Les congés spéciaux pour formation professionnelle sont étudiés dans le cadre de la formation professionnelle. Parmi les principaux congés particuliers, on trouve :
Certains supposent une ancienneté de service de trois mois : le décès d'un beau-parent, d'un frère ou d'une soeur ouvre droit à un jour de congé; la présélection militaire à trois jours. D'autres sont accordés sans condition d'ancienneté : mariage du salarié : quatre jours de congés payés; décès du conjoint ou d'un enfant : deux jours; mariage d'un enfant : un jour; décès du père, de la mère : un jour. Les conventions collectives ont un très grand rôle en ce domaine.
Congé de naissance : il s'agit d'un congé rémunéré de 14 jours accordé au salarié à l'occasion de la naissance ou de l'adoption d'un enfant. Ces 14 journées consécutives ou non sont prises dans les quinze jours entourant la naissance (ou suivant l'adoption). L'indemnité est identique au salaire qui aurait été perçu.
Pour obtenir un congé sabbatique, le salarié doit justifier d'au moins 36 mois d'ancienneté dans l'entreprise, consécutifs ou non, et de six années d'activité professionnelle. Il doit aussi ne pas avoir bénéficié au cours des six années précédentes dans l'entreprise d'un congé sabbatique, d'un congé pour création d'entreprise, ou d'un congé de formation d'une durée d'au moins six mois. La durée du congé sabbatique est de six mois et de onze mois au plus.
Le salarié doit informer son employeur par lettre recommandée avec demande d'accusé de réception, au moins trois mois avant la date de départ qu'il a choisie, en précisant la durée de ce congé (C. T. art. L.122-32-19). L'employeur a la possibilité de différer le congé dans la limite de six mois. Il peut également différer le départ en congé afin que le pourcentage des salariés simultanément absents de l'entreprise au titre des congés pour la création d'entreprise et sabbatique ne dépasse pas 2 % de l'effectif dans les entreprises de 200 salariés et plus, ou 2 % du nombre total des journées de travail effectuées dans les douze à quarante huit mois précédents pour les entreprises de moins de 200 salariés. Aucune rémunération n'est due. Le salarié qui ne retrouverait pas son emploi à l'issue du congé sabbatique du fait de l'employeur aurait droit à des dommages-intérêts en sus de l'indemnité de licenciement (C. T. art. L.122-32-26).

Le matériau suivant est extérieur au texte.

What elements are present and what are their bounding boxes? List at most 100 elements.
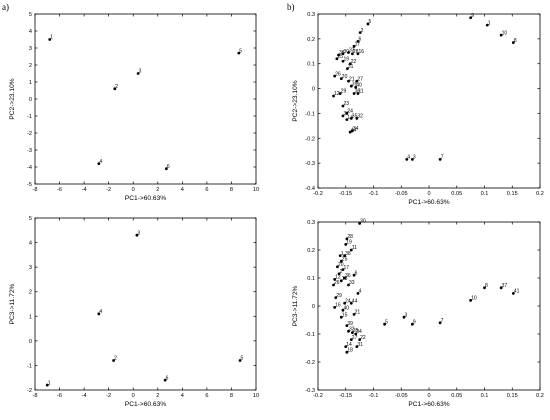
data-point bbox=[135, 233, 139, 237]
data-point bbox=[237, 51, 241, 55]
data-point bbox=[238, 359, 242, 362]
data-point-label: 41 bbox=[514, 289, 520, 295]
data-point bbox=[351, 331, 354, 334]
data-point bbox=[405, 158, 409, 161]
data-point-label: 40 bbox=[343, 305, 349, 311]
data-point bbox=[349, 117, 353, 120]
data-point bbox=[338, 92, 342, 95]
y-tick-label: -0.2 bbox=[305, 136, 315, 142]
y-tick-label: 1 bbox=[29, 314, 32, 320]
data-point bbox=[402, 315, 406, 319]
data-point bbox=[344, 243, 348, 246]
data-point bbox=[351, 52, 354, 56]
data-point bbox=[356, 52, 360, 56]
x-tick-label: 0 bbox=[427, 191, 430, 197]
data-point bbox=[356, 292, 360, 295]
data-point bbox=[352, 273, 356, 277]
data-point-label: 1 bbox=[341, 251, 344, 257]
data-point-label: 11 bbox=[358, 89, 363, 95]
data-point bbox=[334, 296, 338, 299]
data-point-label: 22 bbox=[360, 335, 366, 341]
data-point-label: 30 bbox=[343, 49, 349, 55]
data-point-label: 28 bbox=[353, 49, 359, 55]
y-tick-label: 5 bbox=[29, 12, 32, 18]
y-tick-label: -4 bbox=[27, 165, 32, 171]
data-point bbox=[349, 84, 353, 88]
y-tick-label: -3 bbox=[27, 148, 32, 154]
data-point-label: 8 bbox=[514, 38, 517, 44]
data-point bbox=[45, 383, 49, 387]
data-point-label: 8 bbox=[485, 283, 488, 289]
data-point bbox=[339, 315, 343, 319]
data-point bbox=[358, 222, 362, 225]
data-point bbox=[339, 259, 343, 263]
y-tick-label: 5 bbox=[29, 216, 32, 222]
data-point-label: 10 bbox=[502, 30, 508, 36]
y-tick-label: -0.1 bbox=[305, 332, 315, 338]
data-point bbox=[469, 16, 473, 20]
data-point bbox=[112, 359, 115, 362]
data-point-label: 39 bbox=[347, 321, 353, 327]
data-point bbox=[341, 114, 345, 118]
data-point bbox=[349, 338, 353, 341]
y-tick-label: -2 bbox=[27, 131, 32, 137]
panel-label-b: b) bbox=[287, 2, 295, 12]
data-point-label: 6 bbox=[167, 164, 170, 170]
data-point-label: 6 bbox=[358, 37, 361, 43]
data-point-label: 25 bbox=[342, 256, 348, 262]
x-tick-label: 0.15 bbox=[507, 393, 518, 399]
data-point bbox=[352, 313, 356, 316]
x-axis-label: PC1->60.63% bbox=[408, 199, 449, 206]
x-tick-label: -2 bbox=[106, 187, 111, 193]
y-tick-label: -0.1 bbox=[305, 111, 315, 117]
panel-a-bottom: -8 -6 -4 -2 0 2 4 6 8 10 -2 -1 0 1 2 3 4 5 PC1->60.63% PC3-… bbox=[9, 216, 259, 408]
data-point bbox=[348, 130, 352, 134]
data-point-label: 26 bbox=[334, 280, 340, 286]
data-point-label: 33 bbox=[349, 48, 355, 54]
data-point-label: 12 bbox=[335, 275, 341, 281]
x-tick-label: -0.05 bbox=[395, 191, 408, 197]
data-point-label: 14 bbox=[347, 115, 353, 121]
data-point bbox=[345, 237, 349, 241]
x-tick-label: -0.1 bbox=[369, 191, 379, 197]
data-point bbox=[337, 272, 341, 276]
data-point-label: 44 bbox=[351, 127, 357, 133]
y-tick-label: 4 bbox=[29, 29, 32, 35]
data-point bbox=[352, 44, 356, 48]
x-tick-label: 4 bbox=[181, 187, 184, 193]
data-point bbox=[343, 301, 347, 305]
panel-label-a: a) bbox=[2, 2, 9, 12]
data-point-label: 17 bbox=[343, 265, 349, 271]
y-axis-label: PC2->23.10% bbox=[292, 80, 299, 121]
data-point-label: 44 bbox=[352, 298, 358, 304]
x-tick-label: 0 bbox=[427, 393, 430, 399]
x-tick-label: -2 bbox=[106, 393, 111, 399]
data-point bbox=[332, 283, 335, 287]
data-point-label: 29 bbox=[341, 89, 347, 95]
data-point-label: 24 bbox=[345, 298, 351, 304]
data-point bbox=[356, 39, 360, 43]
x-tick-label: -6 bbox=[57, 393, 62, 399]
y-tick-label: 0.2 bbox=[307, 248, 315, 254]
y-tick-label: 1 bbox=[29, 80, 32, 86]
data-point-label: 35 bbox=[352, 114, 358, 120]
data-point-label: 2 bbox=[361, 28, 364, 34]
x-tick-label: -0.2 bbox=[313, 191, 323, 197]
data-point bbox=[356, 92, 360, 95]
data-point-label: 15 bbox=[342, 312, 348, 318]
x-tick-label: 10 bbox=[253, 187, 259, 193]
panel-b-bottom: -0.2 -0.15 -0.1 -0.05 0 0.05 0.1 0.15 0.2-0.3-0.… bbox=[292, 219, 544, 408]
data-point-label: 1 bbox=[48, 380, 51, 386]
data-point-label: 16 bbox=[335, 303, 341, 309]
y-tick-label: 0 bbox=[312, 87, 315, 93]
data-point bbox=[345, 350, 349, 354]
data-point bbox=[48, 38, 52, 41]
data-point bbox=[355, 345, 359, 348]
x-tick-label: -0.05 bbox=[395, 393, 408, 399]
data-point-label: 31 bbox=[348, 64, 354, 70]
data-point-label: 5 bbox=[385, 319, 388, 325]
data-point-label: 3 bbox=[405, 312, 408, 318]
y-tick-label: 4 bbox=[29, 241, 32, 247]
x-axis-label: PC1->60.63% bbox=[408, 401, 449, 408]
data-point bbox=[511, 41, 515, 44]
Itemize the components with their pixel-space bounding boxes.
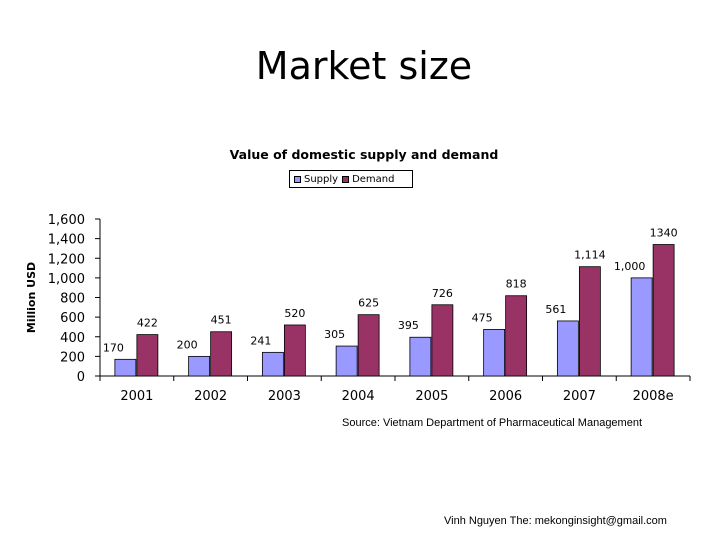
- supply-bar: [409, 336, 432, 377]
- demand-data-label: 1340: [650, 227, 678, 240]
- supply-data-label: 170: [103, 341, 124, 354]
- demand-bar: [505, 295, 528, 377]
- x-tick-label: 2004: [342, 389, 375, 404]
- x-tick-label: 2002: [194, 389, 227, 404]
- demand-data-label: 726: [432, 287, 453, 300]
- y-tick-label: 1,200: [48, 252, 85, 267]
- demand-bar: [652, 244, 675, 377]
- demand-data-label: 1,114: [574, 249, 606, 262]
- x-tick-label: 2005: [415, 389, 448, 404]
- x-tick-label: 2001: [120, 389, 153, 404]
- y-tick-label: 600: [60, 311, 85, 326]
- demand-data-label: 422: [137, 317, 158, 330]
- y-tick-label: 1,400: [48, 233, 85, 248]
- footer-credit: Vinh Nguyen The: mekonginsight@gmail.com: [444, 515, 667, 527]
- supply-data-label: 305: [324, 328, 345, 341]
- legend-swatch-supply: [294, 175, 301, 183]
- x-tick-label: 2007: [563, 389, 596, 404]
- supply-data-label: 561: [545, 303, 566, 316]
- legend-label-demand: Demand: [352, 173, 395, 185]
- demand-data-label: 625: [358, 297, 379, 310]
- legend-swatch-demand: [342, 175, 350, 183]
- supply-bar: [483, 328, 506, 377]
- demand-data-label: 451: [211, 314, 232, 327]
- supply-bar: [261, 351, 284, 377]
- x-tick-label: 2008e: [633, 389, 674, 404]
- demand-bar: [136, 334, 159, 377]
- y-tick-label: 0: [77, 370, 85, 385]
- y-tick-label: 1,600: [48, 213, 85, 228]
- supply-bar: [630, 277, 653, 377]
- demand-bar: [357, 314, 380, 377]
- legend-item-demand: Demand: [342, 173, 395, 185]
- x-tick-label: 2006: [489, 389, 522, 404]
- source-note: Source: Vietnam Department of Pharmaceut…: [342, 417, 643, 429]
- legend-item-supply: Supply: [294, 174, 338, 185]
- supply-data-label: 475: [472, 311, 493, 324]
- supply-data-label: 1,000: [614, 260, 646, 273]
- demand-bar: [431, 304, 454, 377]
- supply-bar: [188, 355, 211, 377]
- demand-data-label: 520: [284, 307, 305, 320]
- slide-title: Market size: [255, 44, 473, 88]
- chart-legend: Supply Demand: [289, 170, 413, 188]
- legend-label-supply: Supply: [304, 173, 339, 185]
- supply-data-label: 395: [398, 319, 419, 332]
- supply-bar: [114, 358, 137, 377]
- y-axis-title: Million USD: [25, 262, 38, 333]
- demand-bar: [578, 266, 601, 377]
- y-tick-label: 400: [60, 331, 85, 346]
- supply-data-label: 200: [177, 338, 198, 351]
- y-tick-label: 200: [60, 350, 85, 365]
- y-tick-label: 800: [60, 292, 85, 307]
- supply-bar: [556, 320, 579, 377]
- supply-data-label: 241: [250, 334, 271, 347]
- demand-bar: [210, 331, 233, 377]
- demand-bar: [283, 324, 306, 377]
- demand-data-label: 818: [506, 278, 527, 291]
- chart-title: Value of domestic supply and demand: [229, 147, 499, 162]
- supply-bar: [335, 345, 358, 377]
- x-tick-label: 2003: [268, 389, 301, 404]
- y-tick-label: 1,000: [48, 272, 85, 287]
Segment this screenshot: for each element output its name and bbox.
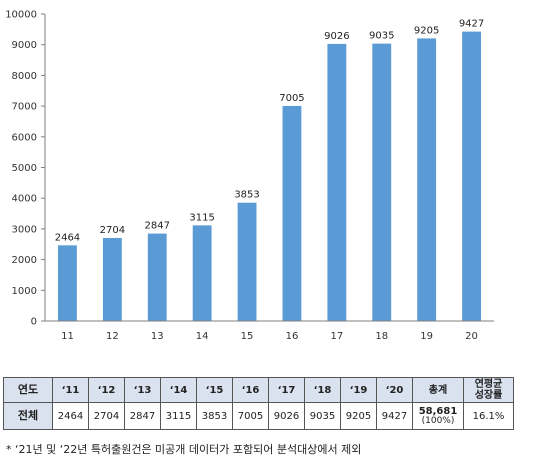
year-cell: ‘12 [88,377,125,403]
data-label: 2464 [55,232,80,243]
y-tick-label: 1000 [12,286,37,297]
table-header-row: 연도 ‘11 ‘12 ‘13 ‘14 ‘15 ‘16 ‘17 ‘18 ‘19 ‘… [3,377,514,403]
y-tick-label: 9000 [12,40,37,51]
cagr-cell: 16.1% [463,402,514,430]
total-cell: 58,681 (100%) [412,402,464,430]
y-tick-label: 2000 [12,255,37,266]
total-value: 58,681 [418,405,458,417]
bars: 2464 2704 2847 3115 3853 7005 9026 9035 9205 9427 [55,19,484,322]
footnote: * ‘21년 및 ‘22년 특허출원건은 미공개 데이터가 포함되어 분석대상에… [6,443,362,456]
data-label: 9427 [459,19,484,30]
x-tick-label: 12 [106,331,119,342]
bar [102,237,122,321]
year-cell: ‘14 [160,377,197,403]
y-tick-label: 8000 [12,71,37,82]
cagr-header: 연평균 성장률 [463,377,514,403]
y-tick-label: 5000 [12,163,37,174]
value-cell: 2464 [52,402,89,430]
bar [192,225,212,321]
x-tick-label: 14 [196,331,209,342]
x-tick-label: 17 [330,331,343,342]
data-label: 3853 [234,190,259,201]
bar [282,105,302,321]
table-data-row: 전체 2464 2704 2847 3115 3853 7005 9026 90… [3,402,514,430]
data-label: 9035 [369,31,394,42]
y-tick-label: 6000 [12,132,37,143]
value-cell: 7005 [232,402,269,430]
year-cell: ‘18 [304,377,341,403]
x-tick-label: 20 [465,331,478,342]
value-cell: 3115 [160,402,197,430]
cagr-header-line2: 성장률 [474,390,503,401]
y-tick-label: 4000 [12,194,37,205]
year-cell: ‘20 [376,377,413,403]
bar [147,233,167,321]
bar [372,43,392,322]
cagr-header-line1: 연평균 [474,379,503,390]
year-cell: ‘17 [268,377,305,403]
year-cell: ‘15 [196,377,233,403]
bar [417,38,437,322]
year-cell: ‘19 [340,377,377,403]
year-header: 연도 [3,377,53,403]
value-cell: 2704 [88,402,125,430]
bar [58,245,77,321]
bar [237,202,257,321]
value-cell: 9427 [376,402,413,430]
y-axis: 0 1000 2000 3000 4000 5000 6000 7000 8000 9000 100… [5,10,46,328]
x-tick-label: 19 [420,331,433,342]
y-tick-label: 10000 [5,10,37,21]
x-tick-label: 13 [151,331,164,342]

Le salarié qui veut créer ou reprendre une entreprise individuelle, commerciale, artisanale ou agricole, soit à titre individuel, soit dans le cadre d'une société ou d'une société coopérative ouvrière de production peut demander à s'absenter pendant une période d'un an renouvelable durant laquelle il n'est pas rémunéré (C.T. art. L.122-32-12). Le salarié doit avoir au moins 36 mois d'ancienneté dans l'entreprise, consécutifs ou non. Il doit préciser l'activité de l'entreprise qu'il prévoit de créer ou de reprendre. L'employeur peut différer le congé ou le refuser dans les mêmes conditions que pour le congé sabbatique.